The effective management of brain tumors relies on precise typing, subtyping, and grading. We present the IPD-Brain Dataset, a crucial resource for the neuropathological community, comprising 547 high-resolution H&E stained slides from 367 patients for the study of glioma subtypes and immunohistochemical biomarkers. Scanned at 40x magnification, this dataset is one of the largest in Asia, specifically focusing on the Indian demographics. It encompasses detailed clinical annotations, including patient age, sex, radiological findings, diagnosis, CNS WHO grade, and IHC biomarker status (IDH1R132H, ATRX and TP53 along with proliferation index, Ki67), providing a rich foundation for research. The dataset is open for public access and is designed for various applications, from machine learning model training to the exploration of regional and ethnic disease variations. Preliminary validations utilizing Multiple Instance Learning for tasks such as glioma subtype classification and IHC biomarker identification underscore its potential to significantly contribute to global collaboration in brain tumor research, enhancing diagnostic precision and understanding of glioma variability across different populations.

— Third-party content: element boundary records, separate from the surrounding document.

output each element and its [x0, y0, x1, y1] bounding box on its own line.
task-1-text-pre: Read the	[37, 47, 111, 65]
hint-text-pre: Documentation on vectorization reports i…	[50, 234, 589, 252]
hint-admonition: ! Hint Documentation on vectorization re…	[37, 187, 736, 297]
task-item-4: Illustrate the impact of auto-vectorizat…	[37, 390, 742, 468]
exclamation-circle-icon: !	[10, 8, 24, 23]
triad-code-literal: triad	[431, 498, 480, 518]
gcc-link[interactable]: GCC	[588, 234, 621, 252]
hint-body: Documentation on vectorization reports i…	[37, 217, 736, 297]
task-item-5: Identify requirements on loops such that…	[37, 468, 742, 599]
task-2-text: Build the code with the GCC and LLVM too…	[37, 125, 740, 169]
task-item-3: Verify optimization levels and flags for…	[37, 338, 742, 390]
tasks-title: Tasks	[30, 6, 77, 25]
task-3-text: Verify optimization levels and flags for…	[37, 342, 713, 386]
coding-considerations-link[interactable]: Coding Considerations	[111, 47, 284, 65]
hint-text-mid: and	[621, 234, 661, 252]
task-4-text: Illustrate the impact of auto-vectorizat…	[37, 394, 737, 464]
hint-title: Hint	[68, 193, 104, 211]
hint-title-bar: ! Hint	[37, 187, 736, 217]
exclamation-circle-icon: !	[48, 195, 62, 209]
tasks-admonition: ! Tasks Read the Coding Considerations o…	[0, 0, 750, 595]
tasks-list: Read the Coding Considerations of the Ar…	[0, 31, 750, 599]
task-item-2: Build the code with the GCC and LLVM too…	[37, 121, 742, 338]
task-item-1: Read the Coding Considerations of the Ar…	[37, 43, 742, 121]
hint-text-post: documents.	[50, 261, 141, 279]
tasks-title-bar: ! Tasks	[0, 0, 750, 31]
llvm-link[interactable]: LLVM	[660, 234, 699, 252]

脑肿瘤的有效管理依赖于精确的分型、亚分型和分级。我们展示了IPD - Brain数据集,这是神经病理学领域的一项关键资源,包含来自367名患者的547张高分辨率苏木精和伊红(H&E)染色切片,用于研究胶质瘤亚型和免疫组化生物标志物。该数据集以40倍放大率扫描,是亚洲最大的数据集之一,特别关注印度人群。它包含详细的临床注释,包括患者年龄、性别、放射学检查结果、诊断、中枢神经系统世界卫生组织(CNS WHO)分级以及免疫组化生物标志物状态(异柠檬酸脱氢酶1(IDH1)R132H、α - 地中海贫血/智力发育障碍综合征X连锁基因(ATRX)和肿瘤蛋白p53(TP53)以及增殖指数Ki67),为研究提供了丰富的基础。该数据集可供公众访问,并设计用于各种应用,从机器学习模型训练到区域和种族疾病差异的探索。利用多实例学习对胶质瘤亚型分类和免疫组化生物标志物识别等任务进行的初步验证强调了其对脑肿瘤研究全球合作做出重大贡献的潜力,提高诊断精度并增进对不同人群中胶质瘤变异性的理解。